La triste ironie est qu'une faction importante du mouvement environnemental, au mépris du consensus scientifique, reste fermement opposée à tous les produits chimiques agricoles, y compris le glyphosate. La chimiophobie fait partie de notre culture depuis des décennies, mais elle s'est accélérée après une évaluation contestée du glyphosate publiée en 2015 par le controversé Centre International de Recherche sur le Cancer, qui évalue ce que l'on appelle un « danger ». Le Centre a fondé ses conclusions sur trois douzaines d'études sur plus de trois mille disponibles, concluant que le glyphosate était un cancérogène possible pour les applicateurs ; il n'a pas affirmé que les microtraces dans les aliments présentaient un danger connu.

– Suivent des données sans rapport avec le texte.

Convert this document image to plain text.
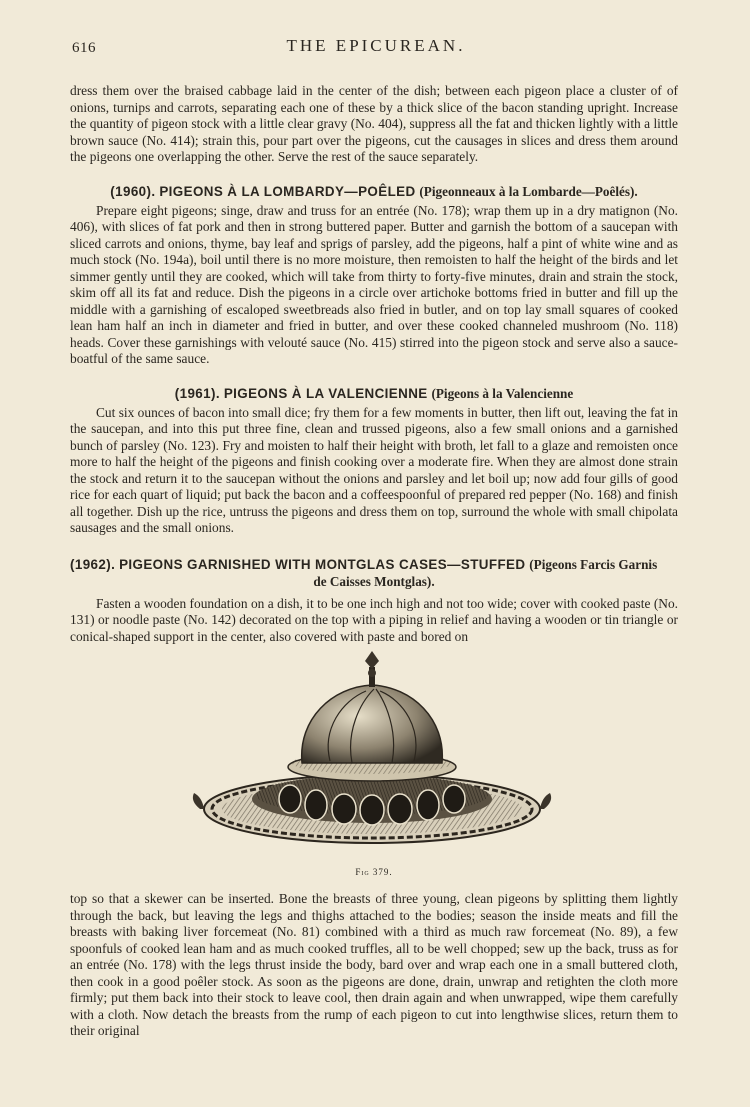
616	THE EPICUREAN.

dress them over the braised cabbage laid in the center of the dish; between each pigeon place a cluster of of onions, turnips and carrots, separating each one of these by a thick slice of the bacon standing upright. Increase the quantity of pigeon stock with a little clear gravy (No. 404), suppress all the fat and thicken lightly with a little brown sauce (No. 414); strain this, pour part over the pigeons, cut the causages in slices and dress them around the pigeons one overlapping the other. Serve the rest of the sauce separately.

(1960). PIGEONS À LA LOMBARDY—POÊLED (Pigeonneaux à la Lombarde—Poêlés).

Prepare eight pigeons; singe, draw and truss for an entrée (No. 178); wrap them up in a dry matignon (No. 406), with slices of fat pork and then in strong buttered paper. Butter and garnish the bottom of a saucepan with sliced carrots and onions, thyme, bay leaf and sprigs of parsley, add the pigeons, half a pint of white wine and as much stock (No. 194a), boil until there is no more moisture, then remoisten to half the height of the birds and let simmer gently until they are cooked, which will take from thirty to forty-five minutes, drain and strain the stock, skim off all its fat and reduce. Dish the pigeons in a circle over artichoke bottoms fried in butter and fill up the middle with a garnishing of escaloped sweetbreads also fried in butler, and on top lay small squares of cooked lean ham half an inch in diameter and fried in butter, and over these cooked channeled mushroom (No. 118) heads. Cover these garnishings with velouté sauce (No. 415) stirred into the pigeon stock and serve also a sauce-boatful of the same sauce.

(1961). PIGEONS À LA VALENCIENNE (Pigeons à la Valencienne

Cut six ounces of bacon into small dice; fry them for a few moments in butter, then lift out, leaving the fat in the saucepan, and into this put three fine, clean and trussed pigeons, also a few small onions and a garnished bunch of parsley (No. 123). Fry and moisten to half their height with broth, let fall to a glaze and remoisten once more to half the height of the pigeons and finish cooking over a moderate fire. When they are almost done strain the stock and return it to the saucepan without the onions and parsley and let boil up; now add four gills of good rice for each quart of liquid; put back the bacon and a coffeespoonful of prepared red pepper (No. 168) and finish all together. Dish up the rice, untruss the pigeons and dress them on top, surround the whole with small chipolata sausages and the small onions.

(1962). PIGEONS GARNISHED WITH MONTGLAS CASES—STUFFED (Pigeons Farcis Garnis
de Caisses Montglas).

Fasten a wooden foundation on a dish, it to be one inch high and not too wide; cover with cooked paste (No. 131) or noodle paste (No. 142) decorated on the top with a piping in relief and having a wooden or tin triangle or conical-shaped support in the center, also covered with paste and bored on

Fig 379.

top so that a skewer can be inserted. Bone the breasts of three young, clean pigeons by splitting them lightly through the back, but leaving the legs and thighs attached to the bodies; season the inside meats and fill the breasts with baking liver forcemeat (No. 81) combined with a third as much raw forcemeat (No. 89), a few spoonfuls of cooked lean ham and as much cooked truffles, all to be well chopped; sew up the back, truss as for an entrée (No. 178) with the legs thrust inside the body, bard over and wrap each one in a small buttered cloth, then cook in a good poêler stock. As soon as the pigeons are done, drain, unwrap and retighten the cloth more firmly; put them back into their stock to leave cool, then drain again and when unwrapped, wipe them carefully with a cloth. Now detach the breasts from the rump of each pigeon to cut into lengthwise slices, return them to their original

On peut affirmer sans risque qu'aucune agence indépendante de surveillance des produits chimiques ou de réglementation des risques, après avoir examiné des centaines, voire des milliers d'études, n'est d'accord avec cette évaluation. « Aucun organisme de réglementation des pesticides dans le monde ne considère actuellement que le glyphosate présente un risque de cancer pour les humains, compte tenu des concentrations auxquelles ces derniers sont exposés », a écrit Santé Canada dans son évaluation de 2019, une conclusion qui reste valable aujourd'hui. Le consensus mondial est illustré dans cette infographie. [Cliquez ici pour une version pdf téléchargeable.]
Les 19 agences de réglementation et de recherche – toutes indépendantes – y compris le rapport 2023 de l'Autorité Européenne de Sécurité des Aliments, ont conclu à l'unanimité qu'il n'existe aucune preuve convaincante que le glyphosate puisse être lié au cancer. L'EFSA « n'a pas identifié de domaines critiques de préoccupation ». Le consensus est plus universel que la conviction que l'homme est un facteur déterminant du changement climatique.

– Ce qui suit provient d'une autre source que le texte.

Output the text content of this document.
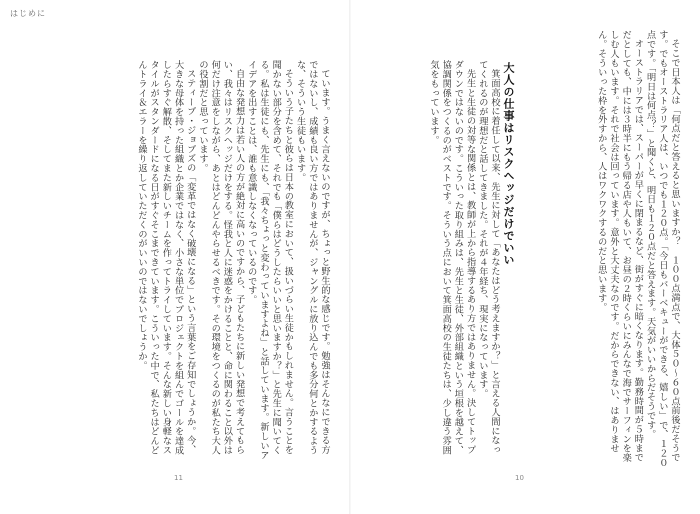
はじめに

ています。うまく言えないのですが、ちょっと野生的な感じです。勉強はそんなにできる方ではないし、成績も良い方ではありませんが、ジャングルに放り込んでも多分何とかするような、そういう生徒もいます。

そういう子たちと彼らは日本の教室において、扱いづらい生徒かもしれません。言うことを聞かない部分を含めて、それでも「僕らはどうしたらいいと思いますか？」と先生に聞いてくる。私は生徒にも、先生にも、「我々ちょっと変わっていますよね」と話しています。新しいアイデアを出すことは、誰も意識しなくなっているのです。

自由な発想力は若い人の方が絶対に高いのですから、子どもたちに新しい発想で考えてもらい、我々はリスクヘッジだけをする。怪我と人に迷惑をかけることと、命に関わること以外は何だけ注意をしながら、あとはどんどんやらせるべきです。その環境をつくるのが私たち大人の役割だと思っています。

スティーブ・ジョブズの「変革ではなく破壊になる」という言葉をご存知でしょうか。今、大きな母体を持った組織とか企業ではなく、小さな単位でプロジェクトを組んでゴールを達成したらすぐ解散、そしてまた新しいチームを作ってトライしています。そんな新しい身軽なスタイルがスタンダードになる日がすぐそこまできています。こういった中で、私たちはどんどんトライ＆エラーを繰り返していただくのがいいのではないでしょうか。	そこで日本人は「何点だと答えると思いますか？　１００点満点で、大体５０〜６０点前後だそうです。でもオーストラリア人は、いつでも１２０点。「今日もバーベキューができる、嬉しい」で、１２０点です。「明日は何点？」と聞くと、明日も１２０点だと答えます。天気がいいからだそうです。

オーストラリアでは、スーパーが早くに閉まるなど、街がすぐに暗くなります。勤務時間が５時までだとしても、中には３時半にもう帰る店や人もいて、お昼の２時くらいにみんなで海でサーフィンを楽しむ人もいます。それで社会は回っています。意外と大丈夫なのです。だからできない、はありません。そういった枠を外すから、人はワクワクするのだと思います。

大人の仕事はリスクヘッジだけでいい

箕面高校に着任して以来、先生に対して「あなたはどう考えますか？」と言える人間になってくれるのが理想だと話してきました。それが４年経ち、現実になっています。

先生と生徒の対等な関係とは、教師が上から指導するあり方ではありません。決してトップダウンではないのです。こういった取り組みは、先生と生徒、外部組織という垣根を越えて、協調関係をつくるのがベストです。そういう点において箕面高校の生徒たちは、少し違う雰囲気をもっています。

11	10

Le glyphosate n'est pas seulement l'herbicide le plus populaire au monde, c'est aussi le plus efficace. C'est de loin l'herbicide le plus étudié, avec une empreinte environnementale relativement faible par traitement. Les herbicides biologiques sont perçus comme plus sûrs, mais ils sont moins efficaces dans la réalité, nécessitent des applications fréquentes et ont souvent des coûts environnementaux indirects plus élevés en raison de l'énergie et de la main-d'œuvre qu'ils nécessitent.

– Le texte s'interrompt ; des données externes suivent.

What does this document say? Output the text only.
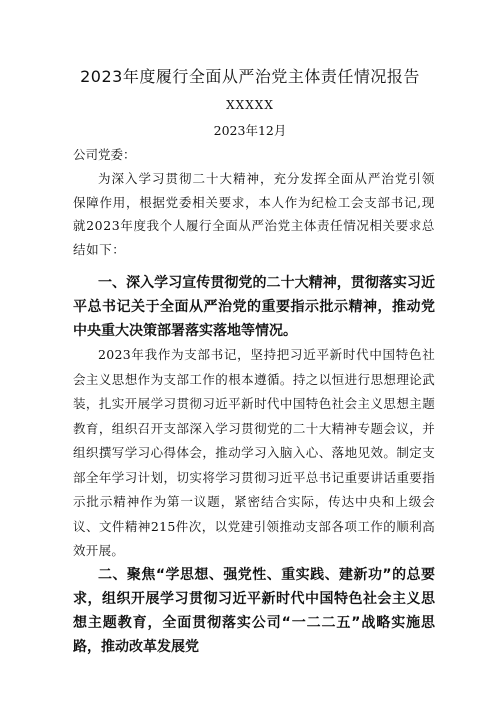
2023年度履行全面从严治党主体责任情况报告
XXXXX
2023年12月
公司党委：

为深入学习贯彻二十大精神，充分发挥全面从严治党引领保障作用，根据党委相关要求，本人作为纪检工会支部书记,现就2023年度我个人履行全面从严治党主体责任情况相关要求总结如下：

一、深入学习宣传贯彻党的二十大精神，贯彻落实习近平总书记关于全面从严治党的重要指示批示精神，推动党中央重大决策部署落实落地等情况。

2023年我作为支部书记，坚持把习近平新时代中国特色社会主义思想作为支部工作的根本遵循。持之以恒进行思想理论武装，扎实开展学习贯彻习近平新时代中国特色社会主义思想主题教育，组织召开支部深入学习贯彻党的二十大精神专题会议，并组织撰写学习心得体会，推动学习入脑入心、落地见效。制定支部全年学习计划，切实将学习贯彻习近平总书记重要讲话重要指示批示精神作为第一议题，紧密结合实际，传达中央和上级会议、文件精神215件次，以党建引领推动支部各项工作的顺利高效开展。

二、聚焦“学思想、强党性、重实践、建新功”的总要求，组织开展学习贯彻习近平新时代中国特色社会主义思想主题教育，全面贯彻落实公司“一二二五”战略实施思路，推动改革发展党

Malgré les débats et les litiges en cours, aucune alternative actuellement disponible n'égale la combinaison unique d'efficacité à large spectre du glyphosate, de faibles taux d'application et d'un profil de sécurité minutieusement étudié. Les herbicides biologiques et les herbicides dits « naturels » sont moins efficaces, nécessitent des applications plus fréquentes et ne font pas l'objet d'un contrôle réglementaire rigoureux. Le désherbage mécanique et les cultures de couverture peuvent compléter la lutte contre les mauvaises herbes dans certains systèmes, mais ne sont ni extensibles ni durables pour la production alimentaire mondiale. Le glyphosate reste l'outil le plus pratique, le plus scientifiquement validé et le plus respectueux de l'environnement. Son élimination n'améliorerait pas la sécurité ou la durabilité, mais ferait plutôt grimper les coûts, augmenterait les émissions de carbone et obligerait à recourir à des alternatives moins efficaces ou moins bien comprises.